BANGOR, Maine--With the temperatures as warm as they've been this summer, paddling a kayak is at the bottom of the list of my most favorite things to do. Sitting in a breeze and sipping on a cold drink is much more attractive.
But I've found the answer to my Aquarius leanings that satisfies the need to get out on the water and beat the heat at the same time, thanks to Doug Oliver at the Ski Rack in Bangor, Maine.
Oliver called last week to entice me to try a sailing rig on a kayak.
Perfect, I thought, not much energy expended, movement across the water and from the cockpit of a kayak. What more could I ask for? We met at Gould Landing, Pushaw Lake. We had the place to ourselves--along with about 40 others seeking relief from the heat.
There are numerous sailing rigs offered in the kayak aftermarket, and I'll admit I have eyed them with a degree of curiosity tempered with a little skepticism. After all, it doesn't take much more than a wink to flip a kayak if you're not paying attention. So putting a 12-foot mast amidships, affixing a sail and heading out on the water would seem to be akin to Russian roulette, wouldn't it?

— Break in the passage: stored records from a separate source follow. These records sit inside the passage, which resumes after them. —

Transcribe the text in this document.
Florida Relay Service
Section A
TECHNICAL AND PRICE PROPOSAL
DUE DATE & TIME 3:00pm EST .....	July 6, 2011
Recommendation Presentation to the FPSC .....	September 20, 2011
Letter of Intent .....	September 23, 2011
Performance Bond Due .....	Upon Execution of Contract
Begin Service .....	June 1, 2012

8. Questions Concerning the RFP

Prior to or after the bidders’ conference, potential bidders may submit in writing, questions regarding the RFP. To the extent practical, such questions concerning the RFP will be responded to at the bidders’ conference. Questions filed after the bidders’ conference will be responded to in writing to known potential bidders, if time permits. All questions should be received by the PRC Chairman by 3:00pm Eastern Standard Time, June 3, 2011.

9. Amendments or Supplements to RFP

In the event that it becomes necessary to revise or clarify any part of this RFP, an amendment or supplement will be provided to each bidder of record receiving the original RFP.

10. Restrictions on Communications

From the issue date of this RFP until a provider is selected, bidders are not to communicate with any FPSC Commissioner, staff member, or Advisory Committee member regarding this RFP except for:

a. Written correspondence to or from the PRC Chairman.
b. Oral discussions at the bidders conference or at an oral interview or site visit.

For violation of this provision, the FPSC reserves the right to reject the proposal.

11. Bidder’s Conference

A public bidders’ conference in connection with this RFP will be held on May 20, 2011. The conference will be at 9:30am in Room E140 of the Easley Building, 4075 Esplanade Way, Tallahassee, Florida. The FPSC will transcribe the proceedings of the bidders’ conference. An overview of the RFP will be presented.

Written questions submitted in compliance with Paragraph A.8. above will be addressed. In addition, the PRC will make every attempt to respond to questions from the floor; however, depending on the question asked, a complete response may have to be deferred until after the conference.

A little less risky, I figured, are those smaller sailing rigs that allow you to run with the wind. They're pretty small and something you could drop quickly in the event of a sudden blow. But you'd need a rudder on your kayak, and I've got a skeg, so they've been only a curiosity.
Enter Oliver and his Hobie Mirage Adventure Island kayak. It's essentially a 16-foot sit-on-top kayak equipped with Hobie's Mirage drive--a pedal-powered set of flippers under the boat that flap just like penguin wings do underwater. If you've ever watched these critters, you know they can motor under water.
Hobie designers must have been paying close attention, too, because they devised the leg-powered drive system that will out-power a kayak paddle (actually one person can out-pull two traditional paddlers in a tug of war). The flippers/wings will fold up close against the hull for shallow water or beach landings.
And what's really neat about this drive system is that it can be installed through a slot in the hull in seconds, or removed equally as fast. The Mirage Drive fins fold up next to the hull for beaching and in shallow water by simply putting one foot forward.
Hobie has several models of sit-on-top kayaks with this drive system, but none with a mast and sail--until now. Oliver said he saw the new offering at a trade show last fall, and immediately decided against ordering one, figuring no one in the Bangor area would be interested. Wrong. He had two requests from customers, filled those orders, and has moved more since.
But I'm a little ahead of myself. The Adventure Island designers drew on their extensive experience with Hobie catamarans, long known for their speed and prowess on the water. They started with a sit-on-top kayak, designed a neat fold-back centerboard and scupper hole in which to install it, bent up some aluminum tubing to fasten two roto-molded outriggers to the main hull and designed the system so it would fold back against the hull for easy transport to the water.
A mast step was molded into the hull that allows the sail to be furled by rotating the mast with a line. The sail simply rolls up around the mast, or unrolls when you pull the main sheet. A jam cleat holds the sheet to ease control under way.
The rudder is operated with a small lever at your left hand. Turn it left and the boat goes left--right and the boat goes right (the opposite of a tiller and it did get me mixed up a little). And another lever, behind your right hip, operates the rudder lift you use when you're landing.